The impact of COVID-19 will have a ripple effect on the housing market for the remainder of the year

Comments

Simon Rubinsohn, RICS chief economist, commented: “The results of the latest RICS survey capture the period during which the economy moved into lockdown so show a somewhat mixed picture. But critically, the key forward looking indicators clearly reflect the emergency measures in place.

“The fact that responses are negative not just at the three, but also the twelve month time horizon, is significant in suggesting that the legacy of Covid-19 could be such that any return to what might be described as ‘normality’ in the economy will take time and households will remain cautious for a while.

“Of course, the primary focus of government is at this stage the health of the nation and defeating coronavirus and it may be a little premature to be planning for the economic recovery.

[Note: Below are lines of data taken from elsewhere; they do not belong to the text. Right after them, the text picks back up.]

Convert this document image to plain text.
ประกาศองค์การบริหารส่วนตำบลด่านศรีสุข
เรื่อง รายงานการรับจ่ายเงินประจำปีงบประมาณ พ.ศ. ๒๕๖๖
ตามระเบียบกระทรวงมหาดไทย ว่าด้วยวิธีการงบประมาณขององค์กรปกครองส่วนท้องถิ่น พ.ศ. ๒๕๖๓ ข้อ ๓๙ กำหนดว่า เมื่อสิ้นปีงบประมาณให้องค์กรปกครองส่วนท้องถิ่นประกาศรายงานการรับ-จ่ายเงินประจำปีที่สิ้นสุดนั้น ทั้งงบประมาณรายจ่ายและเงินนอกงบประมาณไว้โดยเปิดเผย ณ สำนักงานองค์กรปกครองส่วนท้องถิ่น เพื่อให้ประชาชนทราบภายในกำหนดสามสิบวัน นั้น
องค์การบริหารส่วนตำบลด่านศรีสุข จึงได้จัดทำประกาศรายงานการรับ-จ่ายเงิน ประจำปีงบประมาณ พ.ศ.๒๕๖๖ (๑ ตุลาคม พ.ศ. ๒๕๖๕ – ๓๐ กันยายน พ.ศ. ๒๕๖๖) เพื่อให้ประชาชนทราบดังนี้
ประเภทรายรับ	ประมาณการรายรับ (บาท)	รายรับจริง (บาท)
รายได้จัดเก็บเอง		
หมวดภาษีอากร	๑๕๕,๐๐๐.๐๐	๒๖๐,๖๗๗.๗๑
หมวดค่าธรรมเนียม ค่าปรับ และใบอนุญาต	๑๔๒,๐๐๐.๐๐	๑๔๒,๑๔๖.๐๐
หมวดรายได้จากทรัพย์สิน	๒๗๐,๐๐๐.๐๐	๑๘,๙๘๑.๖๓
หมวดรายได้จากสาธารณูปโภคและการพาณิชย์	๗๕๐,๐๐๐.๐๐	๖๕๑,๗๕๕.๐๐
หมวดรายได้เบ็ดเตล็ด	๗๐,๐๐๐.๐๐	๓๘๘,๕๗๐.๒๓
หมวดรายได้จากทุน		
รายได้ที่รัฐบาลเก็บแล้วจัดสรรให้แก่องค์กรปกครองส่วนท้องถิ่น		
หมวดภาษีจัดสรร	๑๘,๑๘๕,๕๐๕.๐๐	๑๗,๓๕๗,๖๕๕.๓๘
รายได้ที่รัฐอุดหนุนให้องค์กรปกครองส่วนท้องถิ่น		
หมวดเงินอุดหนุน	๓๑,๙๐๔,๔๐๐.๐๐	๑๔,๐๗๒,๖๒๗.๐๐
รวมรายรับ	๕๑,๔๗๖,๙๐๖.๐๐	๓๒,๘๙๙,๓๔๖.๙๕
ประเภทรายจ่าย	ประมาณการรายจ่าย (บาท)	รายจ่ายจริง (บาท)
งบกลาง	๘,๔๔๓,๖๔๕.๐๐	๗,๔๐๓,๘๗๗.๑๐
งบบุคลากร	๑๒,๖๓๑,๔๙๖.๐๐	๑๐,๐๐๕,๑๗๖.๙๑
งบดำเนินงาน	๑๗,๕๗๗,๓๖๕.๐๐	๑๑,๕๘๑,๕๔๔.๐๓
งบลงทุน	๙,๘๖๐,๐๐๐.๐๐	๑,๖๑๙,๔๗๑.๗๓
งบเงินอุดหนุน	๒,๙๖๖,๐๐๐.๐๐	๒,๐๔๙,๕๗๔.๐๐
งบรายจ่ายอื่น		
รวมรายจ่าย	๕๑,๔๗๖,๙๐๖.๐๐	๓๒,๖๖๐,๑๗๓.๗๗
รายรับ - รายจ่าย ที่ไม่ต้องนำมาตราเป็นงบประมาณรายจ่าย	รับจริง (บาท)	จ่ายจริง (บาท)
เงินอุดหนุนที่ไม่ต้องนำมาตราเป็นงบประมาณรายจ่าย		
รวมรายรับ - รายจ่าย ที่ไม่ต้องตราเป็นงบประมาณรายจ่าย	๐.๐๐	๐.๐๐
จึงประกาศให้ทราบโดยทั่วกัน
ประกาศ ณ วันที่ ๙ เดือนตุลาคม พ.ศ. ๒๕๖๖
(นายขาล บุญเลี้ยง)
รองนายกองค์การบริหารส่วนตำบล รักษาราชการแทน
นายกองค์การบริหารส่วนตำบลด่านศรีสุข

“However, the feedback from the survey does imply that further government interventions both in the wider economy and more specifically in the housing market may be necessary to aid this process supporting businesses and people back into work.”

Hew Edgar, RICS head of government relations, added: “While the UK’s health is the priority, our survey feedback suggests that the Government will need to start considering medium and long-term measures that could assist a post-pandemic housing market.

“RICS is not an organisation that would call for a stamp duty holiday on a whim, and indeed our view prior to Covid 19 was that it required a full-scale review.

“As we start to emerge from this crisis, however, it is likely that the finances of potential homebuyers will be under strain, and the burden of stamp duty could put buyers off.

“For those who can afford to move they may lack confidence in the market, adding to the slow down.  A stamp duty holiday could be one of the ways to reactivate the housing market quickly as a short term measure.”

Jeremy Leaf, north London estate agent and a former RICS residential chairman, said: “The RICS survey has proved yet again to be a reliable indicator of housing market trends – and unfortunately so, on this occasion.

“It confirms what we are seeing on the ground – demand to buy has been falling off a cliff, not least because physical viewings and surveys cannot be arranged despite the growth in virtual tours.

“Nevertheless, interest in property remains strong, evidenced by active portal browsing and enquiries whereas nearly all of our sales which were at an advanced stage prior to lockdown proceeded to completion with several more in the pipeline.

“Interest in lettings has been particularly healthy too leading us to believe the bounce back will be sustainable provided restrictions are eased fairly soon and damage to the economy is relatively limited.”